TypeScript interface matching a function and its arguments

You can use generics. Make MyInterface a generic that takes a type argument.

// Generic interface that requires a type argument
interface MyInterface<T> {
  method: (arg: T) => void,
  args: T
}

// Your functions
const foo = (thing: string) => { console.log(thing) }
const bar = (thing: number) => { console.log(thing) }

// Object of shape MyInterface must take a type argument
// That type argument must satisfy foo:
const makeAGoodArgument: MyInterface<string> = {
  method: foo,
  args: 'whatever'
}

const makeAnotherGoodArgument: MyInterface<number> = {
  method: bar,
  args: 80
}

const makeABadArgument: MyInterface<string> = {
  method: foo,
  args: 800 // <---- this errors
}

Typescript playground

If you don't like having to declare type arguments every time you create an object, you can do it up front:

type MyInterfaces = MyInterface<string> | MyInterface<number>

const makeAGoodArgument: MyInterfaces = { ... }

You will achieve the same result.
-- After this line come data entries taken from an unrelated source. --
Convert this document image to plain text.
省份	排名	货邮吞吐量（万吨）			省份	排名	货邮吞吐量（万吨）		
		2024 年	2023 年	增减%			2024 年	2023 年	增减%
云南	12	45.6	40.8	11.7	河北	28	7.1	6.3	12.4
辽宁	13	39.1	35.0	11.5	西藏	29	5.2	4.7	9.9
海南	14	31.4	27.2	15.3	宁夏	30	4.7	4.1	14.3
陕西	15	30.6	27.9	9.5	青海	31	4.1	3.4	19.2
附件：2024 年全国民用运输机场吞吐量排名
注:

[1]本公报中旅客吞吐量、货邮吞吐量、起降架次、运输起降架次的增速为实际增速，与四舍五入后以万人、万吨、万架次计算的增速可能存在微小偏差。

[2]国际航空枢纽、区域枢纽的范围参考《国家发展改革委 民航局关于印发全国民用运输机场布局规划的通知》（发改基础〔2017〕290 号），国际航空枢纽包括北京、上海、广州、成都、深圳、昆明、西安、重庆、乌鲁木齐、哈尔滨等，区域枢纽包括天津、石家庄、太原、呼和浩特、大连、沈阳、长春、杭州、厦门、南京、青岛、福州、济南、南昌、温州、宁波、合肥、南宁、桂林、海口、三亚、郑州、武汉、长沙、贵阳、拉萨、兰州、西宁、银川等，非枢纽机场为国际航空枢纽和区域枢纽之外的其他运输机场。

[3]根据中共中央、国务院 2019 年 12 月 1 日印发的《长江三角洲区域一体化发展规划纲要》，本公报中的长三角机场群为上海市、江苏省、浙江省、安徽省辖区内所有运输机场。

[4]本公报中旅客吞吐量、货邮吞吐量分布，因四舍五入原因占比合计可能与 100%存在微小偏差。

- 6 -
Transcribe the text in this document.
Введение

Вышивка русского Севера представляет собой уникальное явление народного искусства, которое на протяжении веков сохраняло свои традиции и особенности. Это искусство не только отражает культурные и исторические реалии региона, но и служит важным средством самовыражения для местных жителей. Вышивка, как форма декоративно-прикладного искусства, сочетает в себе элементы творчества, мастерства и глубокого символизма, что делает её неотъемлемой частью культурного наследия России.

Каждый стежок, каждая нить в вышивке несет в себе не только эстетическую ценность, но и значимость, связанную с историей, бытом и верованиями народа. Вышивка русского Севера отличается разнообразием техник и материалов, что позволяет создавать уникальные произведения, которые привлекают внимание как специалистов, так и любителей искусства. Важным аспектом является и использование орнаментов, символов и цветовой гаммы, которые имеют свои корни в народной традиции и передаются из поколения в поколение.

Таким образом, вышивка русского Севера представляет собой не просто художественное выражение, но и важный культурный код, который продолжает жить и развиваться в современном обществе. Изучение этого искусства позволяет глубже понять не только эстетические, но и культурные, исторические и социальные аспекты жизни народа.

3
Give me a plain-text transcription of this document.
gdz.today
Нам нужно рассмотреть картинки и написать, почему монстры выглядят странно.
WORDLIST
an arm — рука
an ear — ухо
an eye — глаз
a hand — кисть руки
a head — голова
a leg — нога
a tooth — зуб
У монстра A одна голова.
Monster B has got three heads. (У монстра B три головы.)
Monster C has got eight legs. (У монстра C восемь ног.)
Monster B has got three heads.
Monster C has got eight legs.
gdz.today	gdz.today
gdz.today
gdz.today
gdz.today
It requires a bit more interface and type definitions up front, but once you get to writing your objects, you don't have to supply a type argument with every object you write.

If you were hoping for an interface structure that would infer this for you without a type argument, I would echo this answer: I don't think there's a way (or at least not a clean way) to have the type of one class property to depend on the current value of another property.